Mil y una formas de morir

Para los refugiados, el virus somos nosotros, personas asustadas de sus congéneres más vulnerables

Mónica García Prieto
3 min
Mil i una maneres de morir

Para buena parte de la Humanidad, la vida transcurre esquivando la muerte. Y no me refiero a la enfermedad, los desastres naturales, las calamidades o accidentes a las que todos estamos expuestos, sino a colectivos temporalmente malditos por una dictadura, una invasión, una determinada localización geográfica que le convierte en objeto de deseo de países vecinos o una guerra, máxima expresión del ejercicio de supervivencia. En un conflicto, se puede morir de hambre, enterrado vivo por bombas y escombros, atravesado por balas o despedazado por munición, de frío y de enfermedad, de pura desesperación, en manos del bando contrario, en la huída en busca de un refugio seguro y por los azares del destino más insospechados. Sobrevivir llega a ser una casualidad, un don o una empecinada excepción, pero el empeño de las personas por lograrlo y, especialmente, por salvar a los suyos les lleva a embarcarse en las odiseas más aciagas para preservar la vida.

Todo vale con tal de retrasar la fatalidad. La bofetada llega cuando, tras desafiar las adversidades más punzantes -traficantes de personas que extorsionan a las víctimas, muchas veces violando a mujeres y niñas a cambio del pasaje hacia un lugar más seguro, travesías incierta por desiertos y mares, el abandono más absoluto- los países en teoría desarrollados, afortunadas excepciones de estabilidad política a los que se les llena la boca hablado de derechos humanos, les cierran las puertas ignorando las convenciones internacionales de las que somos partícipes y empujándoles a nuevas y desconocidas formas de morir.

Los campos de refugiados son lo más parecido al infierno en la tierra. Sus moradores vagan errantes, perdidos en su tragedia, entre focos de infecciones, burocracias interminables y la humillación de depender de la compasión de los demás. En el interior, agresiones sexuales e intentos de suicidio son moneda corriente. Del exterior reciben racismo, incomprensión y odio.

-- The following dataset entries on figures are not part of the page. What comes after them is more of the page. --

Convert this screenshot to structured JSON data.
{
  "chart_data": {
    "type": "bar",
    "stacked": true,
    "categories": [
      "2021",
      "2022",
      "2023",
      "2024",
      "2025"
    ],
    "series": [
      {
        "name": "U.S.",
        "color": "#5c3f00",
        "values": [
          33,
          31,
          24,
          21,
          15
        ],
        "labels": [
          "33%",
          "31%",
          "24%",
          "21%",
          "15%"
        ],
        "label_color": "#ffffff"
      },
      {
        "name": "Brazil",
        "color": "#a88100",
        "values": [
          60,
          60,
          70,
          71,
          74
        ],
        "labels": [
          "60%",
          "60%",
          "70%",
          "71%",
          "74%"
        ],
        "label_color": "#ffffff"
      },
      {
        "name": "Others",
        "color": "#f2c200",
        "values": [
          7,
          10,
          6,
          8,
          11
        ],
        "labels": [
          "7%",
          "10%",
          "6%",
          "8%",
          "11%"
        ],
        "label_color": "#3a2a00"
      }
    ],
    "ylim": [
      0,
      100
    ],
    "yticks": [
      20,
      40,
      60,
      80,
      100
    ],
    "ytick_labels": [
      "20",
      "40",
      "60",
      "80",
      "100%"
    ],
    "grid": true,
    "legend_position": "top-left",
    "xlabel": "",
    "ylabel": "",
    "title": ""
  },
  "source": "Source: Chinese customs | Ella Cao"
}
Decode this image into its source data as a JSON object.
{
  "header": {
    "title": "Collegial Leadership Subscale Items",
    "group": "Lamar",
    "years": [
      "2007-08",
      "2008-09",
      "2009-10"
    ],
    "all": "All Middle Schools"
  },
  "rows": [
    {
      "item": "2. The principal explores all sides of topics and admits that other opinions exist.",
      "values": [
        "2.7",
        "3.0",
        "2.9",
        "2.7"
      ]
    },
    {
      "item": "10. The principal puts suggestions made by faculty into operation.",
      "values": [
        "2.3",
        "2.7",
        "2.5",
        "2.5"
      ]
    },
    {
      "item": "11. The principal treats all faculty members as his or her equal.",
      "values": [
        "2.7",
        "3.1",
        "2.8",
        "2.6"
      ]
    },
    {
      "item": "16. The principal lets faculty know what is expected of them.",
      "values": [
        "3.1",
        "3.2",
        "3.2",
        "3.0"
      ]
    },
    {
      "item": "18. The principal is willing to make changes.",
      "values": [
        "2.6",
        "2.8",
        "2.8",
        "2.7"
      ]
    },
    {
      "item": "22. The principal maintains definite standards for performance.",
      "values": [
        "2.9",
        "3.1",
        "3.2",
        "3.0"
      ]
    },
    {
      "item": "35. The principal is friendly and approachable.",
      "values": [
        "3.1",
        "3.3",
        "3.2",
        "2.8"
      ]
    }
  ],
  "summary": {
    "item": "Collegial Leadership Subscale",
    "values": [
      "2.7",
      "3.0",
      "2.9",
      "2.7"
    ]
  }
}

Son saturados focos de insalubridad, miedo y frustración donde la ausencia de servicios básicos y la violencia gestada con desesperación exponen a los más vulnerables a una doble dosis de sufrimiento y radicalizan a sus moradores, hartos de ser una mezcla entre animales de feria y arma arrojadiza entre países.

Son lugares inquietantemente similares en los cinco continentes, indiferentemente de la riqueza del país que los acoja, porque a nadie le importa la suerte de los malditos. El campo de Moria, en Lesbos, es desde 2015 un espejo en el que no queremos mirarnos, porque refleja las miserias y contradicciones de una Europa decadente y sin principios que vive de las rentas del siglo XX. En un lustro ha cuadriplicado su número de habitantes porque los boyantes Estados europeos han sido incapaces de asimilar a toda su población, ahora de 13.000 personas. Los 27 países de la UE no hallaron espacio en sus cuatro millones de kilómetros cuadrados para un colectivo que representa el 0.0029% de la población europea. Cuando se extendió la pandemia, en lugar de desactivar esta bomba de relojería, encerró aún más a sus habitantes en el infierno y alejó a las ONG y a la prensa confirmando que la covid-19 es una oportunidad única para arrasar con derechos adquiridos en aras de la seguridad sanitaria. La aparición de los primeros contagios, unos 35, condenaba a todos sus habitantes al infierno de forma indefinida. Los incendios que devoraron las instalaciones fuerzan al menos que varios países acojan a varios miles. La enésima tragedia ha supuesto su salvación temporal.

No creo que a los refugiados les preocupase demasiado enfermar por covid-19. Para ellos, el virus somos nosotros, personas asustadas de sus congéneres más vulnerables, indiferentes ante su dolor y capaces de permitir que se quemen vivos o se ahoguen en nuestras costas antes que vernos reflejados en su suerte. La venganza correrá a cargo de la Historia: nosotros fuimos ellos y volveremos a serlo, porque ningún país es inmune a los conflictos y el odio está en auge en Europa. Si tienen algo más de memoria histórica que nosotros, cuando nos llegue la hora nos recordarán nuestro desprecio.